Cover Story was the newest-and most impish-work on view, evidence that the temperament of this octogenarian British artist has not cooled a bit. The piece is a life-size fetish outfit (strap on, of course) cast in sparkling fiberglass and lined with red leather. When Kate Moss wore a nearly identical version for a photograph in 2013,Jones titled the picture Body Armour, which begs the question of whom or what one might do battle with in such an outfit. Here, the armor was less fiercely compelling than in the photo, appearing like the suit of a retired knight.
Women populate much ofJones's work—rarely as warriors. In the pieces included in Rosenthal's survey, they are portrayed as performers and prostitutes, as waitresses and audience members; they swim, splash, squeeze balloons, and even levitate. But they are all essentially the same figure: she of the narrow waist, buxom chest, and rounded buttocks. It's the sort of woman who exists primarily in the realm of media-engineered fakery, where airbrush technicians can erase any flaw.
By comparison, the male figures depicted in the works are either heavily abstracted, as in the sculptures Third Man (1965) and Artisan I (1988), or lecherous and leering, as in the early painting Bra-La-La (1974), in which a green-faced chap peers through a little window at a scantily clad woman, his gaze interrupted by actual female undergarments that bifurcate the bizarre composition. This rendering of the male gaze is so over-the-top that it might even be in jest, a caricature of cheap desire.

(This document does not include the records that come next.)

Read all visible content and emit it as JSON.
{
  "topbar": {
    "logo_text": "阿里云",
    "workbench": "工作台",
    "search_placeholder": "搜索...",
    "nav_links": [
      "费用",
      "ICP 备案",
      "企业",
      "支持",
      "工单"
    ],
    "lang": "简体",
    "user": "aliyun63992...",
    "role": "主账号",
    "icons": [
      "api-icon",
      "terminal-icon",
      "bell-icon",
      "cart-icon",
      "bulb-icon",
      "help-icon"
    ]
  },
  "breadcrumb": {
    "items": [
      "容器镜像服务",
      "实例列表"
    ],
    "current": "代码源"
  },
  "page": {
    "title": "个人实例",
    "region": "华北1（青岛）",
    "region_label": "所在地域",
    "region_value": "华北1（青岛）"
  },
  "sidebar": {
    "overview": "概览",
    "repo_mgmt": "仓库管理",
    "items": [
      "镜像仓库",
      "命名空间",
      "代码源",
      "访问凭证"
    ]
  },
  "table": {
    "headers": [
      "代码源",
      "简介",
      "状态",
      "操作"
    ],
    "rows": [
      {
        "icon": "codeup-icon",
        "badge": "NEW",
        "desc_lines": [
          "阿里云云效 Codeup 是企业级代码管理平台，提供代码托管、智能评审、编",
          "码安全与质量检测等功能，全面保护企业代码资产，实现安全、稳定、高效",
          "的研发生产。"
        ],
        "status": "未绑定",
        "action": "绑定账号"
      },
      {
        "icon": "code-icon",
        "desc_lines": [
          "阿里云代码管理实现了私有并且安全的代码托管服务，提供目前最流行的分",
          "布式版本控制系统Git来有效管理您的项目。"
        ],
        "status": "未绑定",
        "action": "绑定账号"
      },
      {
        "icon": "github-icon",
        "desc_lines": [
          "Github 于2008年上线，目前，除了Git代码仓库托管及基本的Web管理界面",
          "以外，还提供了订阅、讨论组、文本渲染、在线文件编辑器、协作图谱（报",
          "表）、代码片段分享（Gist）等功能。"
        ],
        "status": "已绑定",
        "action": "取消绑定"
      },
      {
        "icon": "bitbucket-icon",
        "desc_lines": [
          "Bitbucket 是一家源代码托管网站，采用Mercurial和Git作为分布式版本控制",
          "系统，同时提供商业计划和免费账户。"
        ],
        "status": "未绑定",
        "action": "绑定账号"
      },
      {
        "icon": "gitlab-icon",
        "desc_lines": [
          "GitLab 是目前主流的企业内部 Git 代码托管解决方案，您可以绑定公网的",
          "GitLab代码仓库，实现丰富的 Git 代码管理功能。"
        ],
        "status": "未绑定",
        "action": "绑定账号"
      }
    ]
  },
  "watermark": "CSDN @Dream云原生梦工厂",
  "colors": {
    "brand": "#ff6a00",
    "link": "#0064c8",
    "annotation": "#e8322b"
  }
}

Rosenthal attempted not only to present a historical view of Jones's career, but to position that career in a larger history as well. Among the paintings the curator selected and whatever Jones's preferred content, he is a supremely talented painter-was a three-panel image, Interval (2007), that directly invokes Picasso. In this piece, a 1950s-style nightclub interior displays, on one wall, a copy of Picasso's Les Demoiselles d'Avignon (1907), which, of course, depicts prostitutes in a brothel. Rather than excusing or validating Jones's controversial oeuvre, Rosenthal seemed to be emphasizing its place in a lineage of art with libidinous subject matter. In this light, perhaps the warrior wears Cover Story to shield herself from that gaze that so wantonly consumes what flesh it settles upon.